5- "Yaşamak bir ağaç gibi tek ve hür / Ve bir orman gibi kardeşçesine" diyen imgeci toplumcu şiir, bireysel ve toplumsal izlekleri bütüncül bir yapı içerisinde ele alır. Hayatta her ne var ise imgeci toplumcu şiirde de izlek olarak varolacaktır. Hiçbir izlek (erotizm dahil) burjuva şiirinin egemenliğine teslim edilemez.
6- İmgeci toplumcu şiir, her türlü biçimsel denemeye açıktır.Yeter ki biçim içeriği boğmasın.Biçimsel arayışlar, şiirdeki anlamı daha etkin ve geniş olanaklarla iletme yolunda işlevsel olmalıdır.Biçimsel yenilikler adına anlam, bulanıklığın kuyularına itilmemelidir.

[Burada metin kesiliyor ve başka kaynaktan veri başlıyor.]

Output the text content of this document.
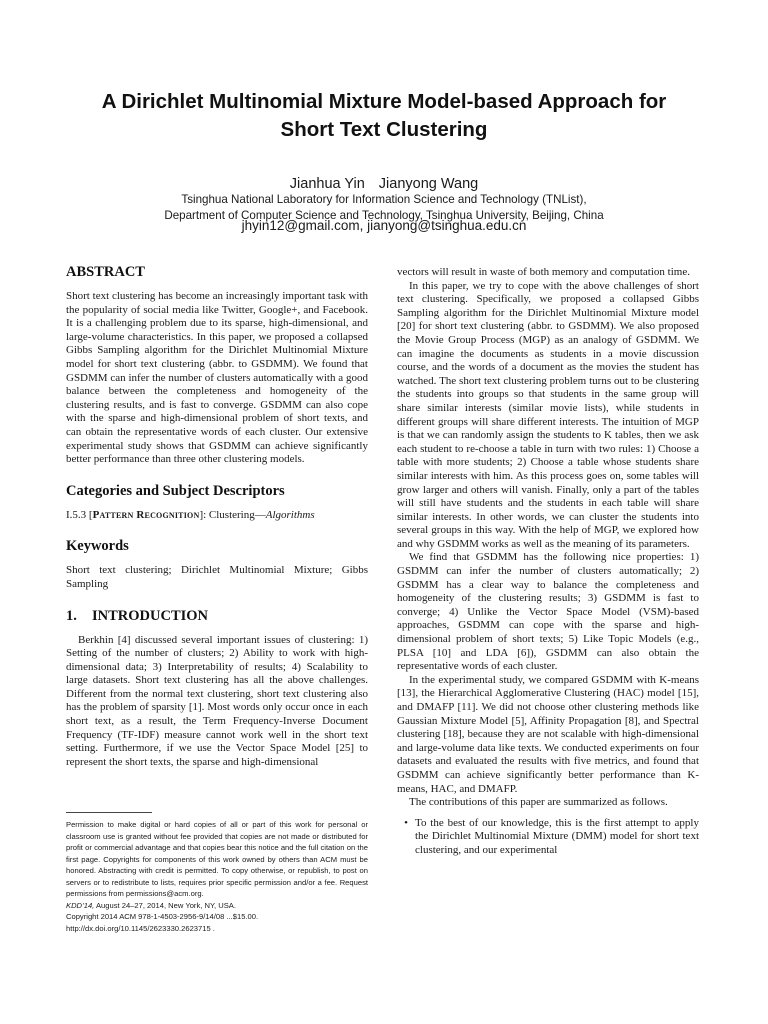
A Dirichlet Multinomial Mixture Model-based Approach for
Short Text Clustering
Jianhua Yin Jianyong Wang
Tsinghua National Laboratory for Information Science and Technology (TNList),
Department of Computer Science and Technology, Tsinghua University, Beijing, China
jhyin12@gmail.com, jianyong@tsinghua.edu.cn
ABSTRACT

Short text clustering has become an increasingly important task with the popularity of social media like Twitter, Google+, and Facebook. It is a challenging problem due to its sparse, high-dimensional, and large-volume characteristics. In this paper, we proposed a collapsed Gibbs Sampling algorithm for the Dirichlet Multinomial Mixture model for short text clustering (abbr. to GSDMM). We found that GSDMM can infer the number of clusters automatically with a good balance between the completeness and homogeneity of the clustering results, and is fast to converge. GSDMM can also cope with the sparse and high-dimensional problem of short texts, and can obtain the representative words of each cluster. Our extensive experimental study shows that GSDMM can achieve significantly better performance than three other clustering models.

Categories and Subject Descriptors

I.5.3 [Pattern Recognition]: Clustering—Algorithms

Keywords

Short text clustering; Dirichlet Multinomial Mixture; Gibbs Sampling

1. INTRODUCTION

Berkhin [4] discussed several important issues of clustering: 1) Setting of the number of clusters; 2) Ability to work with high-dimensional data; 3) Interpretability of results; 4) Scalability to large datasets. Short text clustering has all the above challenges. Different from the normal text clustering, short text clustering also has the problem of sparsity [1]. Most words only occur once in each short text, as a result, the Term Frequency-Inverse Document Frequency (TF-IDF) measure cannot work well in the short text setting. Furthermore, if we use the Vector Space Model [25] to represent the short texts, the sparse and high-dimensional

Permission to make digital or hard copies of all or part of this work for personal or classroom use is granted without fee provided that copies are not made or distributed for profit or commercial advantage and that copies bear this notice and the full citation on the first page. Copyrights for components of this work owned by others than ACM must be honored. Abstracting with credit is permitted. To copy otherwise, or republish, to post on servers or to redistribute to lists, requires prior specific permission and/or a fee. Request permissions from permissions@acm.org.

KDD’14, August 24–27, 2014, New York, NY, USA.

Copyright 2014 ACM 978-1-4503-2956-9/14/08 ...$15.00.

http://dx.doi.org/10.1145/2623330.2623715 .

vectors will result in waste of both memory and computation time.

In this paper, we try to cope with the above challenges of short text clustering. Specifically, we proposed a collapsed Gibbs Sampling algorithm for the Dirichlet Multinomial Mixture model [20] for short text clustering (abbr. to GSDMM). We also proposed the Movie Group Process (MGP) as an analogy of GSDMM. We can imagine the documents as students in a movie discussion course, and the words of a document as the movies the student has watched. The short text clustering problem turns out to be clustering the students into groups so that students in the same group will share similar interests (similar movie lists), while students in different groups will share different interests. The intuition of MGP is that we can randomly assign the students to K tables, then we ask each student to re-choose a table in turn with two rules: 1) Choose a table with more students; 2) Choose a table whose students share similar interests with him. As this process goes on, some tables will grow larger and others will vanish. Finally, only a part of the tables will still have students and the students in each table will share similar interests. In other words, we can cluster the students into several groups in this way. With the help of MGP, we explored how and why GSDMM works as well as the meaning of its parameters.

We find that GSDMM has the following nice properties: 1) GSDMM can infer the number of clusters automatically; 2) GSDMM has a clear way to balance the completeness and homogeneity of the clustering results; 3) GSDMM is fast to converge; 4) Unlike the Vector Space Model (VSM)-based approaches, GSDMM can cope with the sparse and high-dimensional problem of short texts; 5) Like Topic Models (e.g., PLSA [10] and LDA [6]), GSDMM can also obtain the representative words of each cluster.

In the experimental study, we compared GSDMM with K-means [13], the Hierarchical Agglomerative Clustering (HAC) model [15], and DMAFP [11]. We did not choose other clustering methods like Gaussian Mixture Model [5], Affinity Propagation [8], and Spectral clustering [18], because they are not scalable with high-dimensional and large-volume data like texts. We conducted experiments on four datasets and evaluated the results with five metrics, and found that GSDMM can achieve significantly better performance than K-means, HAC, and DMAFP.

The contributions of this paper are summarized as follows.

• To the best of our knowledge, this is the first attempt to apply the Dirichlet Multinomial Mixture (DMM) model for short text clustering, and our experimental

7- İmgeci toplumcu şiir, Şiir’in bugün içinde bulunduğu açmazlara ve yarın düşebileceği tuzaklara karşı en iyi çıkış yoludur.
SERKAN ENGİN
ŞİİR ÜLKESİ EYLÜL 2004
ŞİİRİMİZDE MANİFESTOLAR, SF 64, NECMİ SELAMET
İLYA YAYINLARI, İZMİR, EYLÜL 2007
(Y)ÖNSÖZ
1- "İnsani olan hiçbir şey bana yabancı değildir " diyen İmgeci Toplumcu Şiir, dizgenin (sistemin) görmezden gelmemizi istediği, sokak çocuklarının unutulmuşluğunu, eşcinsellerin horlanmışlığını, uyuşturucu bataklığında debelenenlerin trajedisini, ucuz emek sömürüsünün kurbanı olan çırakların dramını ve ezilen diğer tüm toplumsal kesimleri G Ö R Ü R ... Dizge, her bireyin kendi kurtuluş yolunu aramasını, bu yolda her yolu mubah saymasını ve bunu yaparken, kendisininki dışında var olan tüm sorunlara duyarsız kalmasını dikte eder. " Gülmek, bir halk gülebiliyorsa gülmektir " diyen İmgeci Toplumcu Şiir, kurtuluşun ancak toplumsal düzlemde, topyekün olabileceğini savunur.
2- İmgeci Toplumcu Şiir, Türk Şiiri’nin çenesinde çürük dişler gibi duran "şiirden kesilmiş şairler"in , şiirden ya da hayattan istifa edecek kadar cesur ve onurlu davranmalarını önerir. Bu şairlerin emeğinin önünde, kalbi ceketini ilikleyen İmgeci Toplumcu Şiir, onların, sırf zamanında verdikleri nitelikli ürünlerin rantını yiyerek, bugün dergilerde kötü ürünler yayınlatmalarını kınar. Dergi yönetimleri, emeğe saygı,ustalara öncelik gibi, kemikleşmiş, gelenek haline gelmiş yaklaşımlarla onların (şiirden kesilmiş şairlerin) gönderdiği en berbat manzumeleri bile yayınlamazlık edemezler. Şiirden kesilmiş şairler, aynı ürünlerin altına, başka, bilinmeyen bir isim koydukları takdirde, hiçbirinin yayınlanmayacağını bilemeyecek kadar gaflet, delalet ( ve hatta belki de hıyanet) içindedirler. Bu durumda ucuz manzumeler, şiire yani başlayan yeni yetmeler için kötü örnekler olarak dergilerde boy göstermektedir.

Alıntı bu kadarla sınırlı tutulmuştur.